Cross Canon: Implementing the Bible as a RAG Database
Cross Canon: Implementing the Bible as a RAG Database
Cross Canon enables semantic scripture search via RAG
Cross Canon is a technical implementation that treats the Bible as a Retrieval-Augmented Generation (RAG) database, allowing users to perform semantic searches across biblical texts. Unlike traditional keyword search, this approach enables the retrieval of passages based on conceptual meaning, such as finding references to "government" that include both theological discussions in Romans 13 and historical decrees in Daniel and Ezra.
Core Functionality and User Experience
Cross Canon provides a specialized interface for querying indexed scripture. The system allows users to:
- Filter by Book: Users can specify a particular book of the Bible (e.g., Genesis, Matthew, Revelation) to narrow the search scope or leave the field blank to search the entire indexed corpus.
- Semantic Retrieval: The engine identifies matches based on the meaning of the query rather than exact word matches, which users have noted is effective for uncovering less obvious references, such as finding various "giants" beyond the well-known Nephilim and Goliath.

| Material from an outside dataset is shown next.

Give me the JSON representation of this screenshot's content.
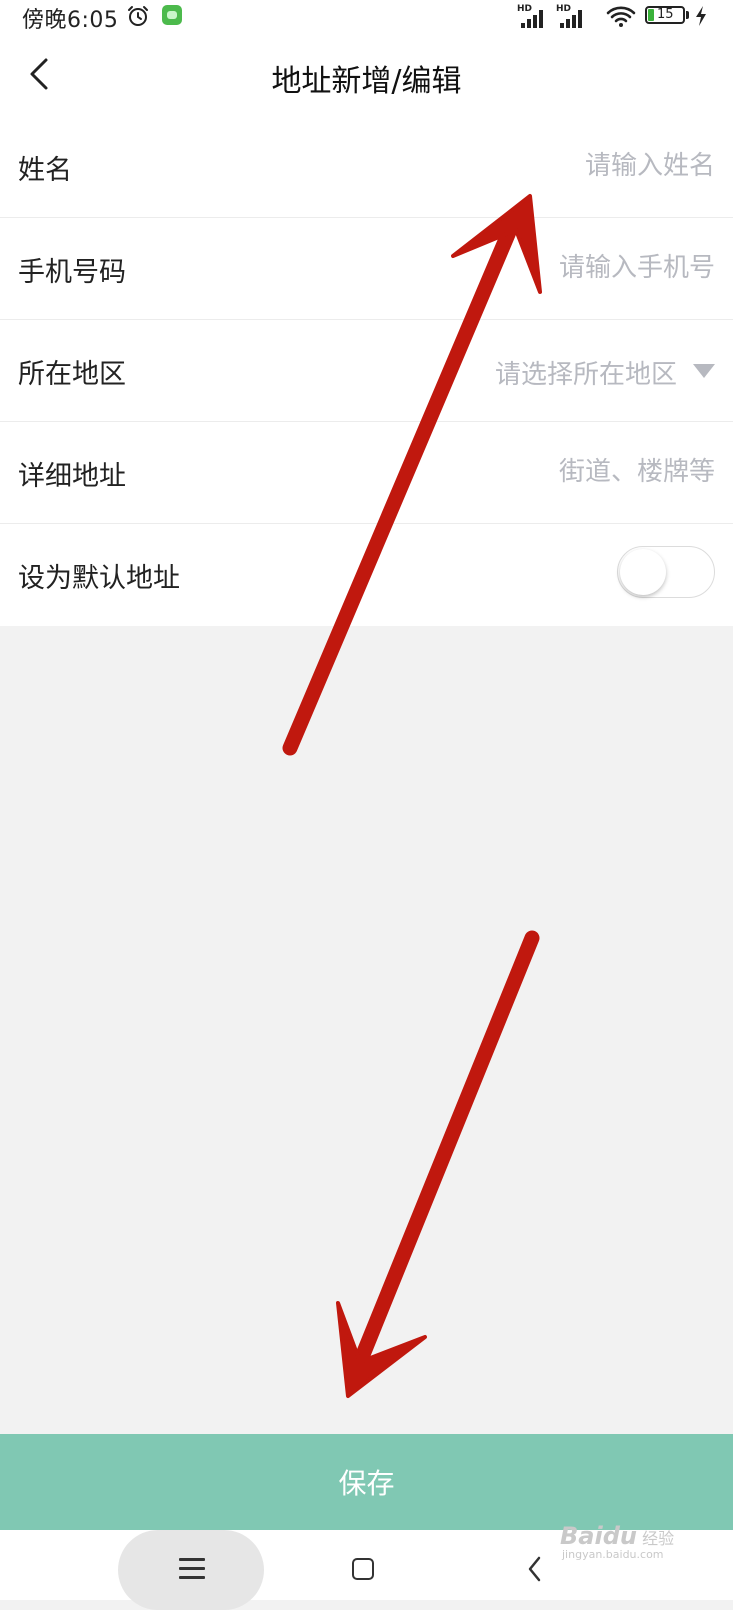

Technical Considerations and Community Feedback
Community discussion surrounding the project highlights several technical opportunities and limitations inherent in applying RAG to religious texts:
Canon Scope and Inclusivity
Users have suggested that for a comprehensive implementation, the database should include various versions of the biblical canon. Specifically, recommendations include adding the Deuterocanonical books and expanding the index to include Ethiopian, Catholic, and Orthodox canons to provide a more complete scholarly tool.
Performance and Implementation
Initial user feedback indicates that while the semantic results are conceptually accurate, the system can be slow. Technical contributors in the community have suggested several optimizations for RAG pipelines, including:
- Embedding Models: The use of GTR-T5 for generating fast and free embeddings.
- Hybrid Retrieval: Implementing hybrid modes to improve speed and accuracy.
- Entity Extraction: Using small local models to extract entities for graph-based retrieval.
Comparative Religious RAG Projects
Cross Canon is part of a broader trend of applying RAG to sacred texts. Similar projects mentioned by the community include:
- Reminder.dev: An open-source RAG implementation for the Quran, which also indexes the Hadith and the names of Allah using OpenAI embeddings.
- Crazy.church: A project using Cloudflare Vectorize for embeddings to compare verses across the "big three" religions.